Updating Stack on GPU Cloud to latest versions

I am using the latest Python (3.11.3) and TensorFlow (2.12.0), and I was hoping to use LambdaLabs to speed up training. The Lambda website says: “Lambda Stack: an always updated AI software stack”, but it only has Python 3.8.10 and TensorFlow 2.9.1, so I guess not always updated.

If I run my training on the Stack as it is, my code is not compatible because I use TF features that aren’t available in 2.9.1. If I work around those, I still have problems and the training doesn’t progress the way it does on my Mac. I haven’t been able to find out why but I guess it’s down to version differences.

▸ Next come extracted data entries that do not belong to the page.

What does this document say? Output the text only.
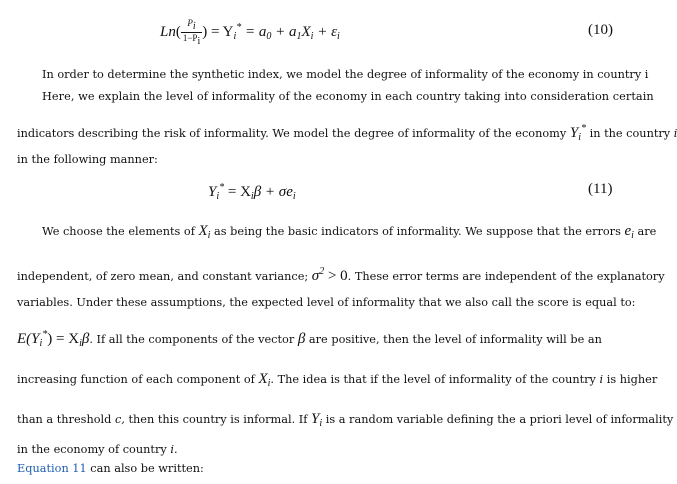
$Ln( \frac{Pi}{1-Pi}$ ) = $Y_i^* = a_0 + a_1X_i + \varepsilon_i$	(10)
In order to determine the synthetic index, we model the degree of informality of the economy in country i
Here, we explain the level of informality of the economy in each country taking into consideration certain
indicators describing the risk of informality. We model the degree of informality of the economy $Y_i^*$ in the country
in the following manner:
$Y_i^* = X_i\beta + \sigma e_i$	(11)
We choose the elements of $X_i$ as being the basic indicators of informality. We suppose that the errors $e_i$ are
independent, of zero mean, and constant variance; $\sigma^2 > 0$. These error terms are independent of the explanatory
variables. Under these assumptions, the expected level of informality that we also call the score is equal to:
$E(Y_i^*) = X_i\beta$. If all the components of the vector β are positive, then the level of informality will be an
increasing function of each component of $X_i$. The idea is that if the level of informality of the country i is higher
than a threshold c, then this country is informal. If $Y_i$ is a random variable defining the a priori level of informality
in the economy of country i.
Equation 11 can also be written:
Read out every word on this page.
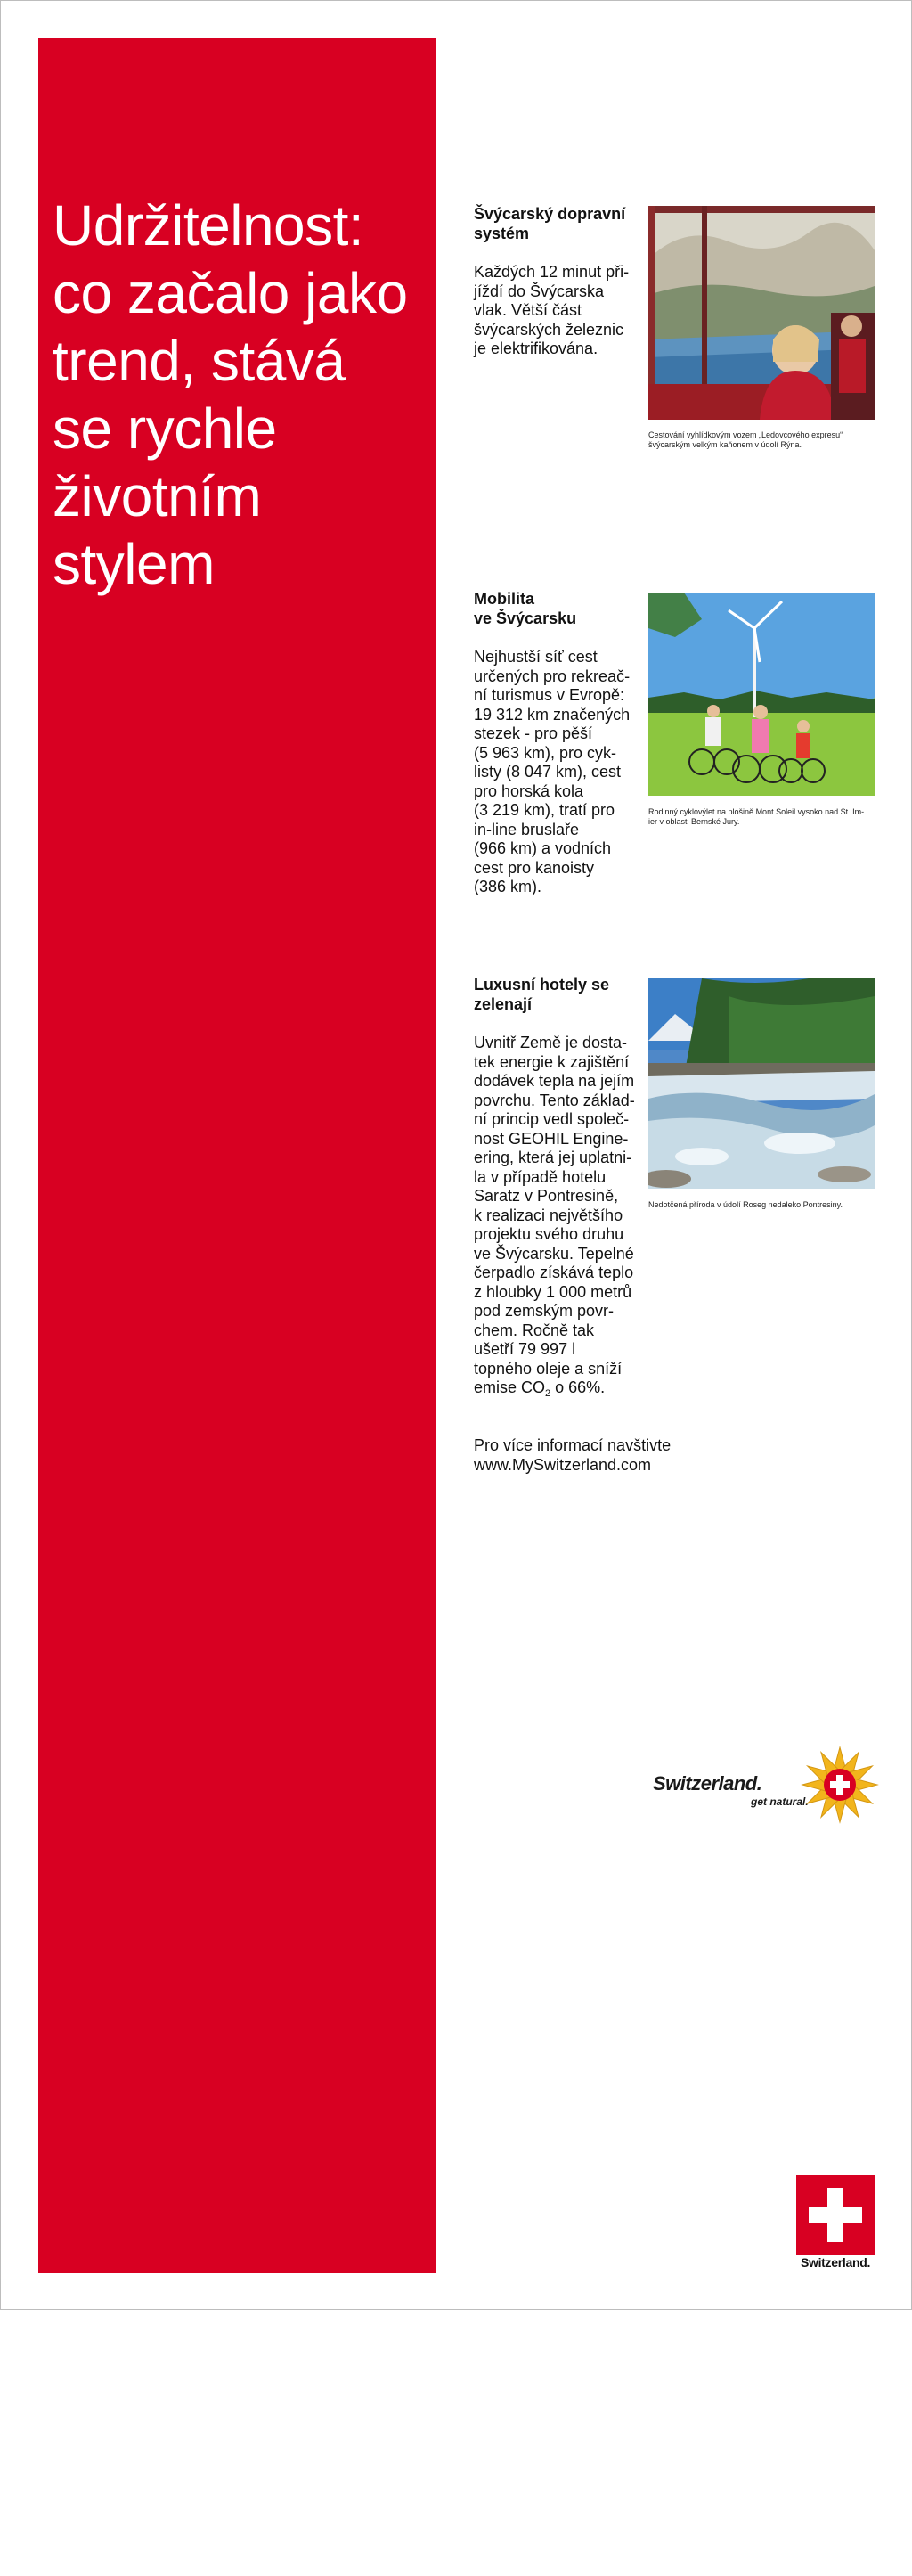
Udržitelnost:
co začalo jako
trend, stává
se rychle
životním
stylem
Švýcarský dopravní
systém
Každých 12 minut při-
jíždí do Švýcarska
vlak. Větší část
švýcarských železnic
je elektrifikována.
Cestování vyhlídkovým vozem „Ledovcového expresu“
švýcarským velkým kaňonem v údolí Rýna.
Mobilita
ve Švýcarsku
Nejhustší síť cest
určených pro rekreač-
ní turismus v Evropě:
19 312 km značených
stezek - pro pěší
(5 963 km), pro cyk-
listy (8 047 km), cest
pro horská kola
(3 219 km), tratí pro
in-line bruslaře
(966 km) a vodních
cest pro kanoisty
(386 km).
Rodinný cyklovýlet na plošině Mont Soleil vysoko nad St. Im-
ier v oblasti Bernské Jury.
Luxusní hotely se
zelenají
Uvnitř Země je dosta-
tek energie k zajištění
dodávek tepla na jejím
povrchu. Tento základ-
ní princip vedl společ-
nost GEOHIL Engine-
ering, která jej uplatni-
la v případě hotelu
Saratz v Pontresině,
k realizaci největšího
projektu svého druhu
ve Švýcarsku. Tepelné
čerpadlo získává teplo
z hloubky 1 000 metrů
pod zemským povr-
chem. Ročně tak
ušetří 79 997 l
topného oleje a sníží
emise $CO_2$ o 66%.
Nedotčená příroda v údolí Roseg nedaleko Pontresiny.
Pro více informací navštivte
www.MySwitzerland.com
Switzerland.
get natural.
Switzerland.
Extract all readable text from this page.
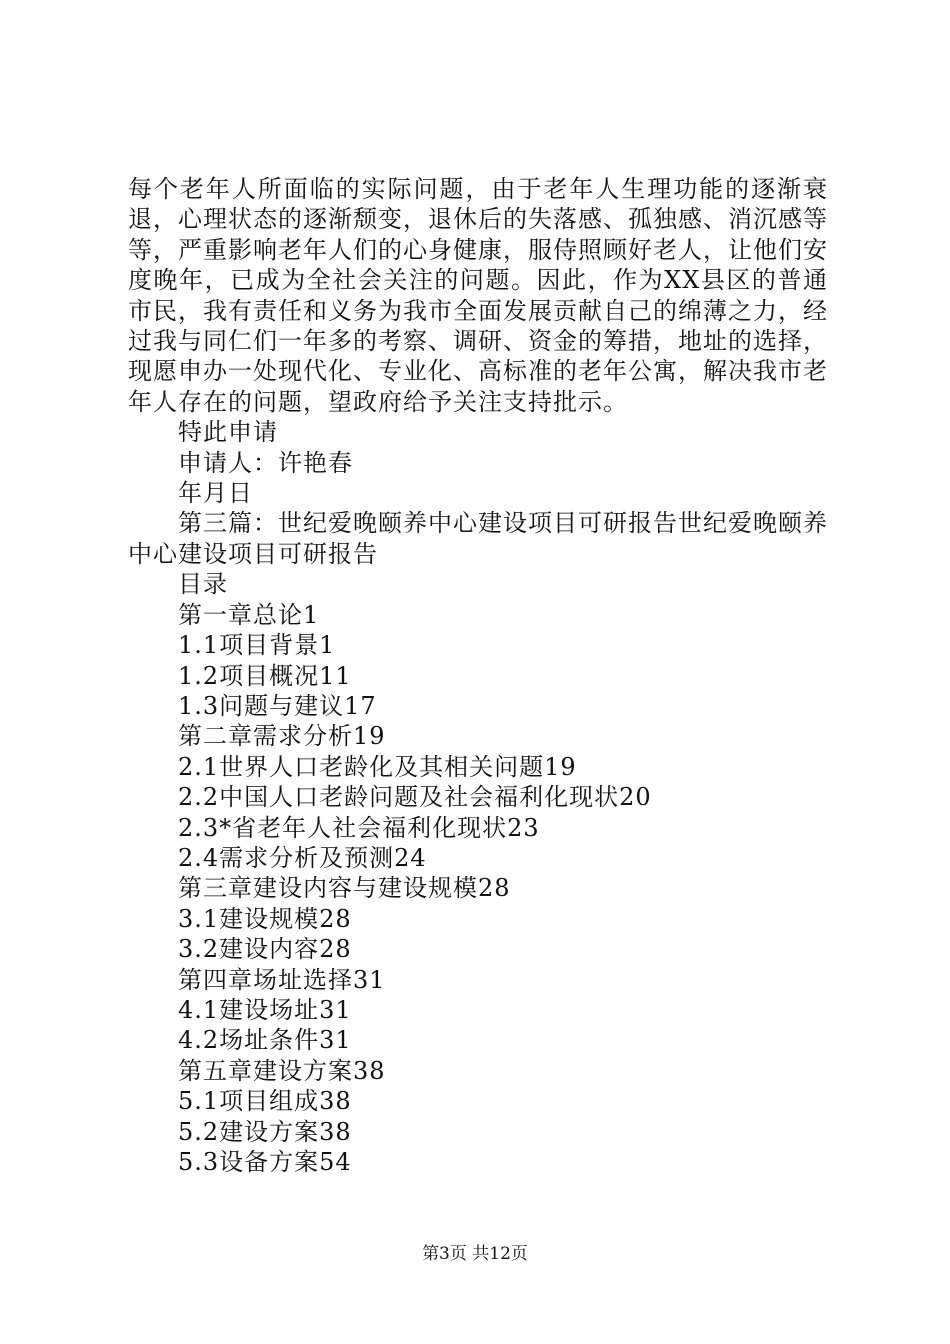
每个老年人所面临的实际问题，由于老年人生理功能的逐渐衰退，心理状态的逐渐颓变，退休后的失落感、孤独感、消沉感等等，严重影响老年人们的心身健康，服侍照顾好老人，让他们安度晚年，已成为全社会关注的问题。因此，作为XX县区的普通市民，我有责任和义务为我市全面发展贡献自己的绵薄之力，经过我与同仁们一年多的考察、调研、资金的筹措，地址的选择，现愿申办一处现代化、专业化、高标准的老年公寓，解决我市老年人存在的问题，望政府给予关注支持批示。

特此申请

申请人：许艳春

年月日

第三篇：世纪爱晚颐养中心建设项目可研报告世纪爱晚颐养中心建设项目可研报告

目录

第一章总论1

1.1项目背景1

1.2项目概况11

1.3问题与建议17

第二章需求分析19

2.1世界人口老龄化及其相关问题19

2.2中国人口老龄问题及社会福利化现状20

2.3*省老年人社会福利化现状23

2.4需求分析及预测24

第三章建设内容与建设规模28

3.1建设规模28

3.2建设内容28

第四章场址选择31

4.1建设场址31

4.2场址条件31

第五章建设方案38

5.1项目组成38

5.2建设方案38

5.3设备方案54

第3页 共12页
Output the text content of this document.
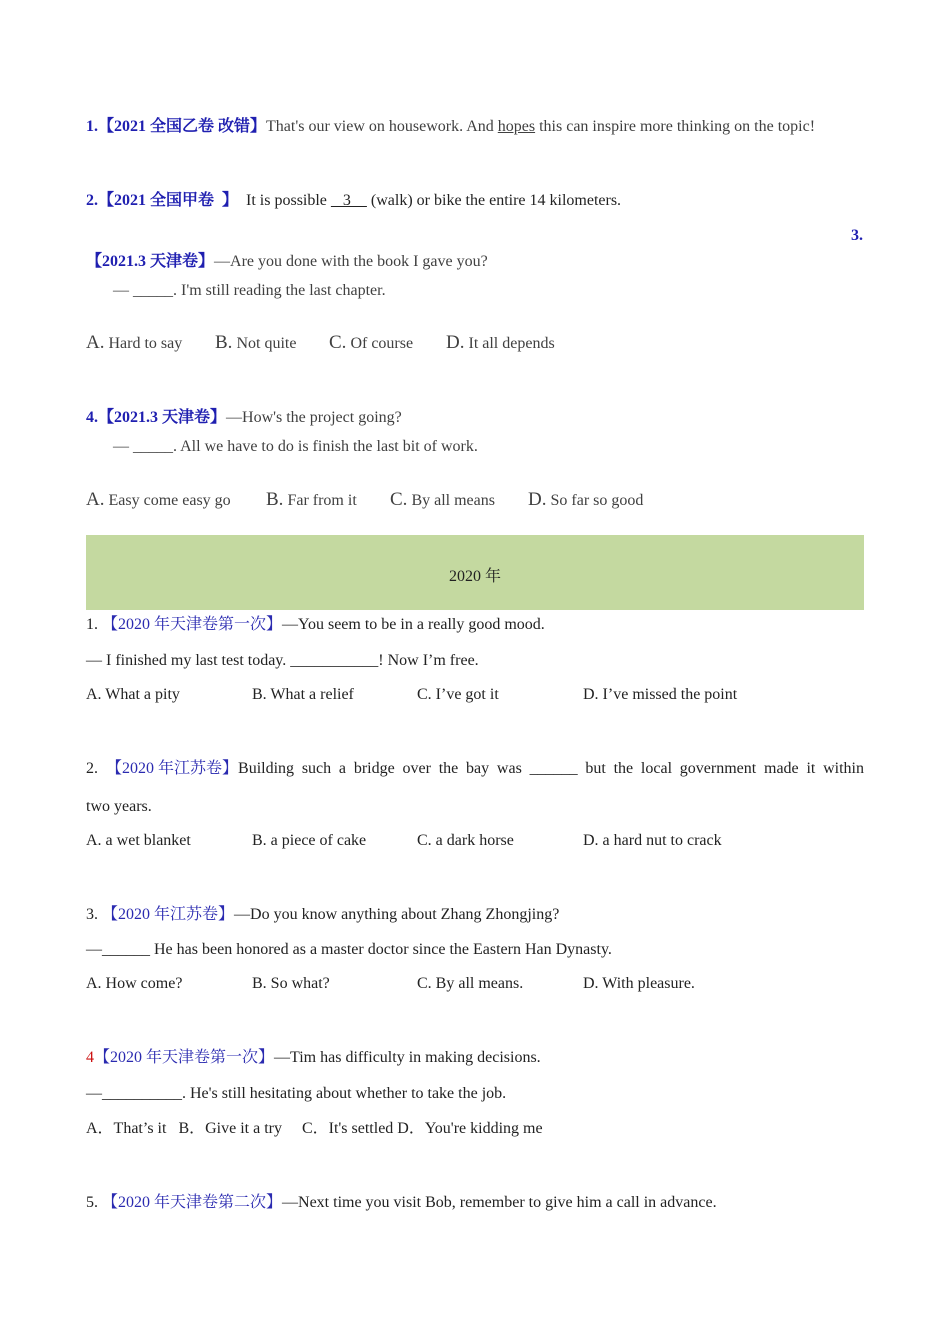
1.【2021 全国乙卷 改错】That's our view on housework. And hopes this can inspire more thinking on the topic!
2.【2021 全国甲卷  】  It is possible    3     (walk) or bike the entire 14 kilometers.
3.
【2021.3 天津卷】—Are you done with the book I gave you?
— _____. I'm still reading the last chapter.
A. Hard to say B. Not quite C. Of course D. It all depends
4.【2021.3 天津卷】—How's the project going?
— _____. All we have to do is finish the last bit of work.
A. Easy come easy go B. Far from it C. By all means D. So far so good
2020 年
1. 【2020 年天津卷第一次】—You seem to be in a really good mood.
— I finished my last test today. ___________! Now I’m free.
A. What a pity	B. What a relief	C. I’ve got it	D. I’ve missed the point
2.  【2020 年江苏卷】Building such a bridge over the bay was ______ but the local government made it within
two years.
A. a wet blanket	B. a piece of cake	C. a dark horse	D. a hard nut to crack
3. 【2020 年江苏卷】—Do you know anything about Zhang Zhongjing?
—______ He has been honored as a master doctor since the Eastern Han Dynasty.
A. How come?	B. So what?	C. By all means.	D. With pleasure.
4【2020 年天津卷第一次】—Tim has difficulty in making decisions.
—__________. He's still hesitating about whether to take the job.
A．That’s it   B．Give it a try     C．It's settled D．You're kidding me
5. 【2020 年天津卷第二次】—Next time you visit Bob, remember to give him a call in advance.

If I try to update Python and TensorFlow, the GPU isn’t used. I’ve tried the solution given here (Why can't my program find the NVIDIA cuDNN library? | Lambda Docs) but without any luck. Whatever I try, I cannot get a working updated environment. I’ve tried apt upgrade and I’ve tried creating a virtual environment. Everything I have tried has failed in a different way.

What would be great would be if Lambda Labs honoured their statement: “an always updated AI software stack”. Does anyone know if that will be happening soon?

Or has anyone been successful in getting a newer version of TensorFlow to work?

Having said that, I really like Lambda Labs GPU Cloud. It is potentially so easy to use, has a great pricing structure, and is very flexible. I hope I’ll be able to use it.

Julian

Here is one solution that I have now found.

pip install --upgrade tensorflow==2.10
for cudnn_so in /usr/lib/python3/dist-packages/tensorflow/libcudnn*; do
  sudo ln -s "$cudnn_so" /usr/lib/x86_64-linux-gnu/
done

The loop sets up symlinks according to Why can't my program find the NVIDIA cuDNN library? | Lambda Docs

I then had to alter my optimiser to:

self.optimizer = tf.keras.optimizers.legacy.Adam(learning_rate=self.learning_rate)

i.e. Use the legacy version.

I am now seeing a huge improvement in training speed - 12x faster than on my M1 Mac (CPU only).